Fra pochi giorni, il 26 di questo mese alle elezioni europee, sarà il vincitore, ma è già il più grande sconfitto. Il leader della Lega Matteo Salvini in pochi mesi è riuscito in quello che il suo semi-omonimo Matteo Renzi (ex leader Pd) aveva fatto in anni: diventare l’uomo che la maggioranza degli italiani ama detestare.



Lo disprezzano infatti i suoi alleati di governo, gli M5s, i suoi alleati potenziali, FI, naturalmente l’opposizione del Pd, e persino i vecchi quadri della Lega. Senza parlare della Chiesa, evidentemente irritata dal flirt di Salvini con l’americano Steve Bannon, autoproclamatosi semi-profeta di uno scisma conservatore.



Tutti sono contro i suoi toni trucidi, fascistizzanti, e questo gli sta assottigliando i consensi.

Sia ben chiaro, Salvini dovrebbe raccogliere comunque un successo clamoroso: attestandosi intorno a un quasi magico 30%. Ma questa cifra è lontana dal 33% e più dei sondaggi di un paio di mesi fa. Soprattutto si è invertita la tendenza che sembrava dovesse portarlo al 40%, cifra che con la legge elettorale attuale gli darebbe la maggioranza assoluta dei seggi.

Di qui il cruccio atteso. Con il 30% alle europee Salvini deve scegliere se cercare di capitalizzare il più possibile, andando alle elezioni presto e sperando per allora di raccogliere un 25%, visto che la tendenza al calo sembra non invertibile. Oppure se accettare di sostenere questo governo fino alla conclusione della legislatura con un suo certo 17%.



Entrambe le scelte sono dolorose. Se Salvini va al voto politico e ottiene intorno al 25% non è chiaro se resta al governo o meno. Se resta al governo sarà partito di maggioranza e dovrà governare sul serio, senza la campagna elettorale continua fatta a spese dello Stato. Se va all’opposizione avrà difficoltà a criticare gli altri, visti i suoi risultati non brillantissimi all’interno; e poi senza soldi come farà campagna elettorale?

Se non va al voto politico, e continua l’ammuina attuale, Salvini rischia di diventare quello che era all’inizio: socio debole della maggioranza M5s. Solo che i M5s sono già molto deboli, e il voto alle europee dovrebbe provare la perdita di circa 1/3 dei loro consensi.

La somma di due debolezze non fa una forza, ma è debolezza al quadrato.
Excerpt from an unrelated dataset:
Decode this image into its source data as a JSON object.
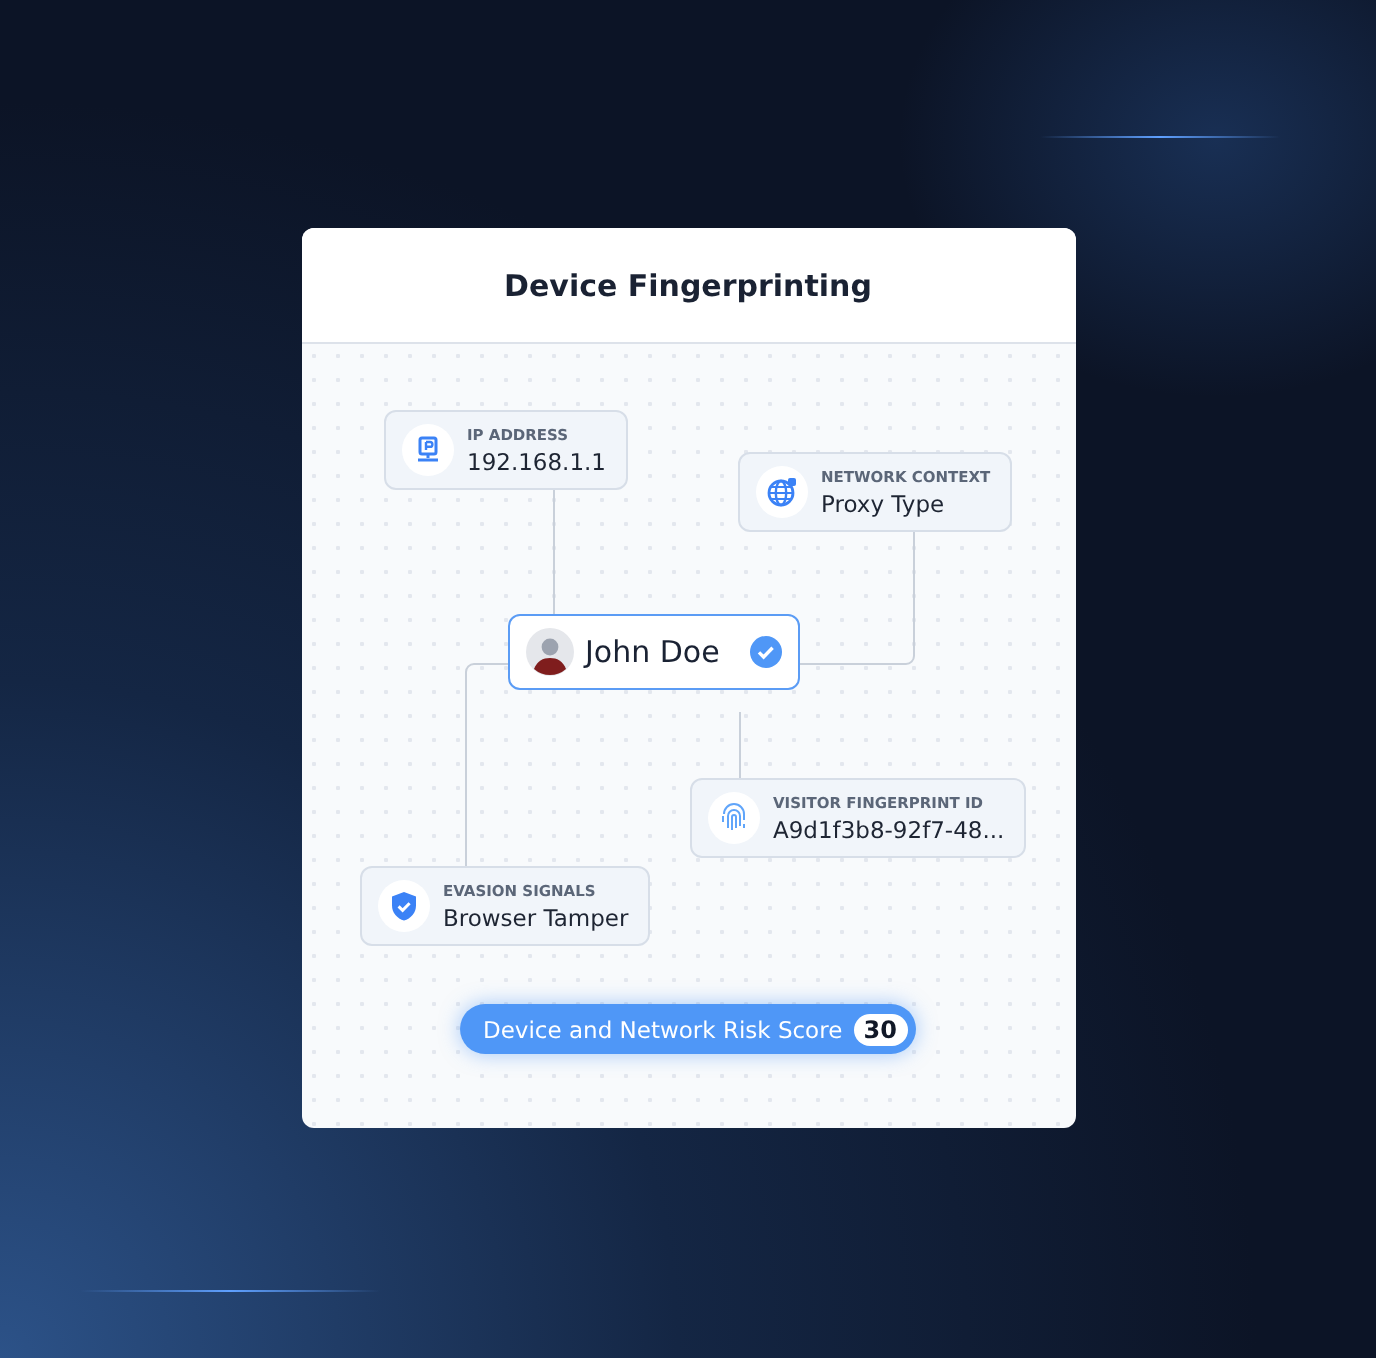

In autunno poi nessuno li salva dal dover firmare una finanziaria lacrime e sangue e forse anche dal vedere l’arrivo della Troika europea, perché tanto si sa che l’uscita dall’euro sarebbe peggio.
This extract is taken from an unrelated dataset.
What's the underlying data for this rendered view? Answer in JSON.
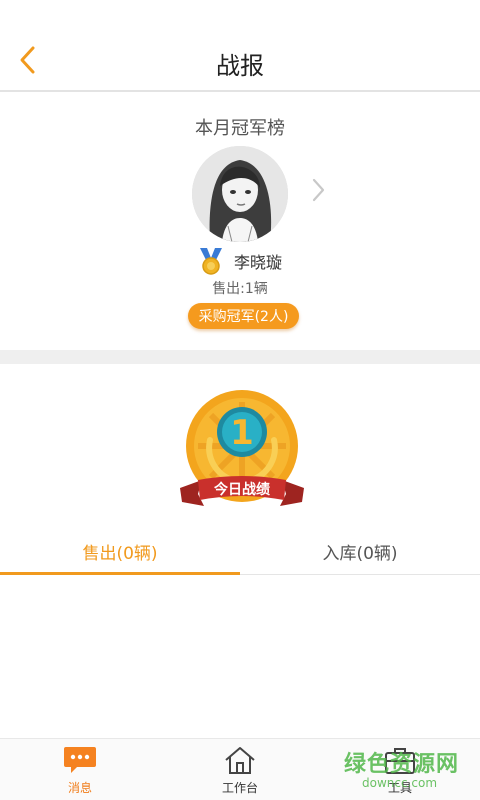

Senza contare la possibilità non remota di una crisi finanziaria, visto che lo spread sale e il conflitto commerciale Usa-Cina sta avendo un impatto anche in Europa.

Questa sarebbe allora già la fine di Salvini, come è il cappio intorno al collo del leader M5s Luigi Di Maio. Ma intanto non ci sono alternative.

Berlusconi vuole un partito non per governare ma per salvare le proprie aziende, e impedisce qualunque alternativa di centrodestra. Nel Pd Nicola Zingaretti ha lo spazio del suo predellino, perché il suo potere deve spartirlo con i maggiorenti del partito e con l’ombra di Renzi che continua a incombere. Nessuno di loro vuole un partito con un’immagine chiara in mano a Zingaretti. Né c’è per ora o nel prossimo futuro una nuova formazione all’orizzonte.

Un governo debole senza opposizione significa che il paese è con un piede nella fossa, perché il rischio sovrano è il pericolo maggiore per ogni investimento finanziario.

In tale contesto il risultato delle europee, qualunque esso sia, fotograferà il caos. Una via d’uscita per Salvini ci sarebbe, ma lui avrebbe bisogno di essere freddo e pensare a lungo termine.

Per prima cosa deve smetterla con la retorica truce; deve tagliarsi la barba, fisicamente e in senso lato, e chiedere perdono al Papa, perché l’Italia non si governa senza un consenso della Chiesa, nonostante la Chiesa oggi possa pensare ad altro. Quindi deve attrezzarsi per essere davvero un partito moderato di centrodestra.

Se non riuscirà a farlo, in sei-nove mesi i sondaggi potrebbero dargli meno del suo 17% attuale. Secondo la leggenda, suoi amici a novembre scorso gli suggerivano di andare subito al voto. Avrebbe preso oltre il 33% e sarebbe stato padrone del paese per cinque anni. Non ha ascoltato. Solo che il danno oggi è di tutti.